Il entérine notamment la responsabilité solidaire du maître d’ouvrage avec ses prestataires de services. Jusqu’à ce jour, seuls les sous-traitants étaient exposés à d’éventuelles sanctions. Demain, les donneurs d’ordre pourront être tenus pour responsables.

Sans les transformer en « contrôleurs du travail », cette mesure devrait les amener à renforcer leur vigilance, à les responsabiliser et surtout à ne plus fermer les yeux sur ce qui se passe sur leurs chantiers. C’est une excellente chose !

Sans surprise, le Sénat et l’Assemblée nationale ont trouvé un accord sur les dispositions restant en discussion. Comme Mme le rapporteur l’a indiqué en commission mixte paritaire, le Sénat a sensiblement enrichi le texte, l’a clarifié, sans toutefois remettre en cause sa philosophie initiale.

Je pense notamment à la mise en place d’une sanction administrative qui, je n’en doute pas, sera plus dissuasive que l’actuelle amende contraventionnelle de 750 euros.

Je pense également à l’amendement présenté par le RDSE qui visait à supprimer le seuil de 15 000 euros prévu pour l’inscription sur la liste noire. Nous faisons le choix de laisser à la libre appréciation du juge le fait d’inscrire ou non une entreprise sur cette liste, quel que soit le montant de l’amende.
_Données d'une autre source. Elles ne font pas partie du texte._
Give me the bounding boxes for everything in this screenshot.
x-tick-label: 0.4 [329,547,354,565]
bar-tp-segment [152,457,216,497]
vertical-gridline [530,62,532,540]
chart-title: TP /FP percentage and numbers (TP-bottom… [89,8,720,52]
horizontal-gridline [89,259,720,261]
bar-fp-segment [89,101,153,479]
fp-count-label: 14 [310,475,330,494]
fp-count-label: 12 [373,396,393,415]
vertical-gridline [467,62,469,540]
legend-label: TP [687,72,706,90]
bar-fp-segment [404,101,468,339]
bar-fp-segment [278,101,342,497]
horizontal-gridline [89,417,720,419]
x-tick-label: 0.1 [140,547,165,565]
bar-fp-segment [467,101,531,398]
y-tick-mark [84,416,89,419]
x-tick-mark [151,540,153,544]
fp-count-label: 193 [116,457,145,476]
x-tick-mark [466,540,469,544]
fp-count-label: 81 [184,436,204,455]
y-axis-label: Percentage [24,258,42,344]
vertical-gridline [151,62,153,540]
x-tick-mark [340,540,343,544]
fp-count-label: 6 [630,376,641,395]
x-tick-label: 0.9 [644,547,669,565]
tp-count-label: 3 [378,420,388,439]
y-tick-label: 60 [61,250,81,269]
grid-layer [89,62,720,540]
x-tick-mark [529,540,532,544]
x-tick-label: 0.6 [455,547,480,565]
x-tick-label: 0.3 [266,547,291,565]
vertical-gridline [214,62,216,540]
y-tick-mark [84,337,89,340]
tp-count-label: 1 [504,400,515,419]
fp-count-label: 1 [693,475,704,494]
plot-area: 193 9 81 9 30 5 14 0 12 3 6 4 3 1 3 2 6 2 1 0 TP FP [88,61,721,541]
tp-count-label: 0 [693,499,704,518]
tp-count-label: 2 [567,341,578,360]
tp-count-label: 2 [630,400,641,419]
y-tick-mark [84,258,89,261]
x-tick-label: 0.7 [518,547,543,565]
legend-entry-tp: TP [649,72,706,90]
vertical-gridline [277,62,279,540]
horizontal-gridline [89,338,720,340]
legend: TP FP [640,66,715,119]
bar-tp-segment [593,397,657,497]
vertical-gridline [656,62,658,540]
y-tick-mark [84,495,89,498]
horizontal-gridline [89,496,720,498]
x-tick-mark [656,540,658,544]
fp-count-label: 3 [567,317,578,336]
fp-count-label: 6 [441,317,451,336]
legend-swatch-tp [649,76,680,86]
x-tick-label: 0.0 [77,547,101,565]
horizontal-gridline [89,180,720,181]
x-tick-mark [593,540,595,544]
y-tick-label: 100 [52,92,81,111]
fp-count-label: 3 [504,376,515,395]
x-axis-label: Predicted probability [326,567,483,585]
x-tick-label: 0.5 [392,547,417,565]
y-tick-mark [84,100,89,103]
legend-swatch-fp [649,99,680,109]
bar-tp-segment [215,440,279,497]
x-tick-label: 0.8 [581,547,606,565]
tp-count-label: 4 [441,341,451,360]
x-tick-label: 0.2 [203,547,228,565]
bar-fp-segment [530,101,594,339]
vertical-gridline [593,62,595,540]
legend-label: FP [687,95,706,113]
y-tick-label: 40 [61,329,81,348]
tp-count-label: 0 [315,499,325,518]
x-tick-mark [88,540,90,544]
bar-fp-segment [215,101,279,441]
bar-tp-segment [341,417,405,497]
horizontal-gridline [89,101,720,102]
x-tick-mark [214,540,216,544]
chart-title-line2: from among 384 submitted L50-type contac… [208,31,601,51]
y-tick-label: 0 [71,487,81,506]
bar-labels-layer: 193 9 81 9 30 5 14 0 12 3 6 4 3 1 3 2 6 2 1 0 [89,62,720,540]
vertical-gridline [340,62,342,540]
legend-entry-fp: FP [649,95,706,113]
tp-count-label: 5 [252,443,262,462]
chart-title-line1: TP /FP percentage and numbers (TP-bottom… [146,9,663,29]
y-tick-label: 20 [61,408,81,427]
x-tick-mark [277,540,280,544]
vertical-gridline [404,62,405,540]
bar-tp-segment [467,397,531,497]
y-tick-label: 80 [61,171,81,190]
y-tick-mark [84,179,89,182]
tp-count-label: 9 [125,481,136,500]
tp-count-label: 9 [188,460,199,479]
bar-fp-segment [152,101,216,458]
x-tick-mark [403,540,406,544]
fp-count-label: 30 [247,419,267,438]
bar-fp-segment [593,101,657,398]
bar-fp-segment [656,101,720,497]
Comme l’a rappelé Mme le rapporteur en commission mixte paritaire, seule une dizaine d’amendes pour travail illégal ont dépassé le seuil des 15 000 euros, en 2011 comme en 2012.

En revanche, il est raisonnable que la commission mixte paritaire soit revenue sur la disposition qui permettait au juge de demander le remboursement des aides publiques perçues les cinq années précédentes par une entreprise condamnée pour travail illégal. Si l’intention de ses auteurs était parfaitement louable, nous ne pouvons pas ignorer les conséquences particulièrement néfastes qu’aurait une telle sanction sur les salariés des entreprises concernées.

Dans le même esprit que celui qui a prévalu lors de la première lecture, les membres du groupe du RDSE souhaitent que cette proposition de loi soit adoptée au plus vite. Par conséquent, tous approuveront les conclusions de la commission mixte paritaire.